CANBERRA, Suara Muhammadiyah – Tantangan besar yang masih menghambat lulusan Sekolah Luar Biasa (SLB) dalam memasuki dunia kerja menjadi topik yang disampaikan oleh Sekretaris Umum Pimpinan Pusat ‘Aisyiyah, Tri Hastuti Nur Rochimah, dalam Australasian Aid Conference (AAC) 2025 yang berlangsung di Acton Theatre, Crawford School of Public Policy, Australian National University (ANU), Canberra pada Jum'at (5/12).
Berbicara pada forum AAC 2025 dalam sessi yang bertema “Addressing Disability Equity and Rights: Lessons from Indonesia,” Tri memaparkan pentingnya sistem transisi yang lebih kuat dari pendidikan ke dunia kerja bagi penyandang disabilitas.
Dalam presentasinya berjudul “From Uncertainty to Hope: Promoting Inclusive Employment for Persons with Disabilities,” Tri mengungkap bahwa hambatan utama yang dihadapi lulusan SLB bukan hanya terbatasnya jalur menuju pekerjaan formal, tetapi juga minimnya pengalaman terkait proses rekrutmen dan dunia kerja sesungguhnya.
Kondisi ini diperburuk oleh stigma yang masih melekat di masyarakat, kecemasan masa depan di kalangan pemuda dengan disabilitas, serta kepatuhan yang belum optimal dari sektor pemerintah dan swasta terhadap regulasi ketenagakerjaan inklusif.
Tri menjelaskan bahwa ‘Aisyiyah melalui Program INKLUSI, berupaya memberikan dukungan menyeluruh melalui pelatihan kesiapan kerja bagi siswa dan alumni SLB. Upaya tersebut mencakup Training of Trainers (ToT) untuk guru SLB tentang kesiapan kerja dan Social Emotional Learning, pelatihan soft skills serta bimbingan karier, advokasi rekrutmen inklusif, penguatan peran keluarga melalui sesi parenting, hingga kolaborasi dengan pemerintah dan dunia usaha untuk membuka peluang magang dan penempatan kerja.
“Kami ingin memastikan bahwa transisi menuju pekerjaan dimulai sejak bangku sekolah, bukan setelah mereka lulus dan merasa bingung menghadapi dunia kerja,” ujar Tri.
Ia menegaskan bahwa perubahan ini memiliki dampak luas, terutama dalam mengubah cara pandang publik terhadap disabilitas. Menurutnya, ketika ruang kesempatan dibuka dan dukungan yang tepat diberikan, pemuda dengan disabilitas mampu menunjukkan potensi dan produktivitas yang setara.
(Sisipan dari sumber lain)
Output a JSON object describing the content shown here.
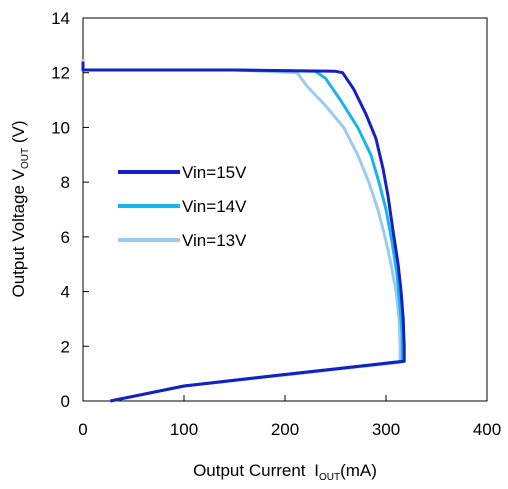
{
  "chart_data": {
    "type": "line",
    "title": "",
    "xlabel": {
      "prefix": "Output Current ",
      "main": "I",
      "sub": "OUT",
      "suffix": "(mA)"
    },
    "ylabel": {
      "prefix": "Output Voltage V",
      "sub": "OUT",
      "suffix": " (V)"
    },
    "xlim": [
      0,
      400
    ],
    "ylim": [
      0,
      14
    ],
    "xticks": [
      0,
      100,
      200,
      300,
      400
    ],
    "yticks": [
      0,
      2,
      4,
      6,
      8,
      10,
      12,
      14
    ],
    "grid": false,
    "legend_position": "middle-left",
    "series": [
      {
        "name": "Vin=15V",
        "color": "#1520c0",
        "points": [
          [
            0,
            12.4
          ],
          [
            0,
            12.1
          ],
          [
            50,
            12.1
          ],
          [
            150,
            12.1
          ],
          [
            250,
            12.05
          ],
          [
            257,
            12.0
          ],
          [
            268,
            11.4
          ],
          [
            280,
            10.5
          ],
          [
            290,
            9.6
          ],
          [
            297,
            8.5
          ],
          [
            302,
            7.5
          ],
          [
            307,
            6.2
          ],
          [
            312,
            5.0
          ],
          [
            315,
            4.0
          ],
          [
            317,
            3.0
          ],
          [
            318,
            2.0
          ],
          [
            318,
            1.45
          ],
          [
            200,
            0.97
          ],
          [
            100,
            0.55
          ],
          [
            27,
            0.0
          ]
        ]
      },
      {
        "name": "Vin=14V",
        "color": "#1ab4ec",
        "points": [
          [
            0,
            12.4
          ],
          [
            0,
            12.1
          ],
          [
            50,
            12.1
          ],
          [
            150,
            12.1
          ],
          [
            230,
            12.05
          ],
          [
            240,
            11.8
          ],
          [
            255,
            11.0
          ],
          [
            272,
            10.0
          ],
          [
            285,
            9.0
          ],
          [
            293,
            8.0
          ],
          [
            300,
            7.0
          ],
          [
            306,
            5.8
          ],
          [
            311,
            4.6
          ],
          [
            314,
            3.4
          ],
          [
            316,
            2.4
          ],
          [
            316,
            1.45
          ],
          [
            200,
            0.97
          ],
          [
            100,
            0.55
          ],
          [
            27,
            0.0
          ]
        ]
      },
      {
        "name": "Vin=13V",
        "color": "#9ccbf0",
        "points": [
          [
            0,
            12.5
          ],
          [
            0,
            12.1
          ],
          [
            50,
            12.1
          ],
          [
            150,
            12.1
          ],
          [
            212,
            12.0
          ],
          [
            222,
            11.5
          ],
          [
            240,
            10.8
          ],
          [
            258,
            10.0
          ],
          [
            272,
            9.0
          ],
          [
            283,
            8.0
          ],
          [
            292,
            7.0
          ],
          [
            299,
            6.0
          ],
          [
            305,
            5.0
          ],
          [
            310,
            4.0
          ],
          [
            313,
            3.0
          ],
          [
            314,
            2.0
          ],
          [
            314,
            1.42
          ],
          [
            200,
            0.95
          ],
          [
            100,
            0.55
          ],
          [
            27,
            0.0
          ]
        ]
      }
    ]
  }
}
“Pengalaman kami di berbagai daerah menunjukkan bahwa mereka bukan hanya mampu bekerja, tetapi juga memberikan kontribusi ekonomi dan sosial yang signifikan,” tambahnya.
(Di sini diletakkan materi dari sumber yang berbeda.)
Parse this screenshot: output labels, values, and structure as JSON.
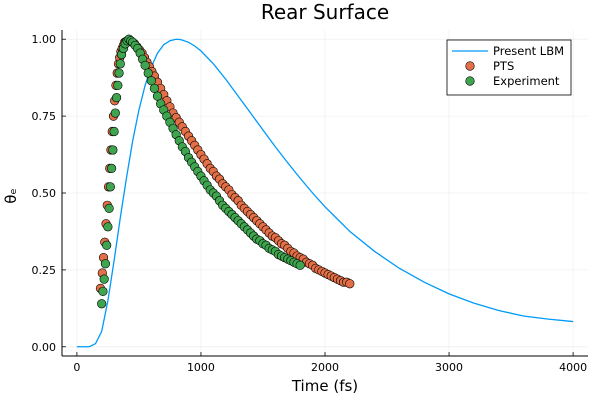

Dalam sesi tersebut, Tri turut menyoroti pentingnya aksi kolaboratif sebagaimana dilakukan oleh ‘Aisyiyah Garut, Dinas Tenaga Kerja Garut, dan SLB Muhammadiyah Bayongbong dalam mendorong kesiapan kerja dan membuka akses kesempatan bagi penyandang disabilitas. Ia menyampaikan bahwa keberhasilan berbagai inisiatif ini tidak terlepas dari peran organisasi masyarakat sipil yang menjadi penghubung kebijakan dengan kebutuhan nyata di tingkat komunitas.
Menutup pemaparannya, Tri menekankan bahwa kebijakan ketenagakerjaan inklusif tidak dapat berdiri sendiri, melainkan harus melibatkan seluruh ekosistem pelayanan—pendidikan, ketenagakerjaan, sosial, dan sektor privat.
“Kita membutuhkan sistem yang bergerak bersama. Sekolah, keluarga, pemerintah, dan dunia usaha harus menjadi satu mata rantai yang memastikan bahwa setiap pemuda dengan disabilitas mendapatkan akses, dukungan, dan keberpihakan yang nyata,” ujarnya.
Tri juga menyampaikan harapannya bahwa praktik baik dari Indonesia dapat memberikan kontribusi bagi pembelajaran global. “Kami percaya bahwa inklusi bukan hanya agenda sosial, tetapi agenda masa depan. Ketika setiap orang memiliki kesempatan untuk tumbuh dan berkontribusi, di situlah pembangunan yang sesungguhnya terjadi,” tutupnya. (Suri)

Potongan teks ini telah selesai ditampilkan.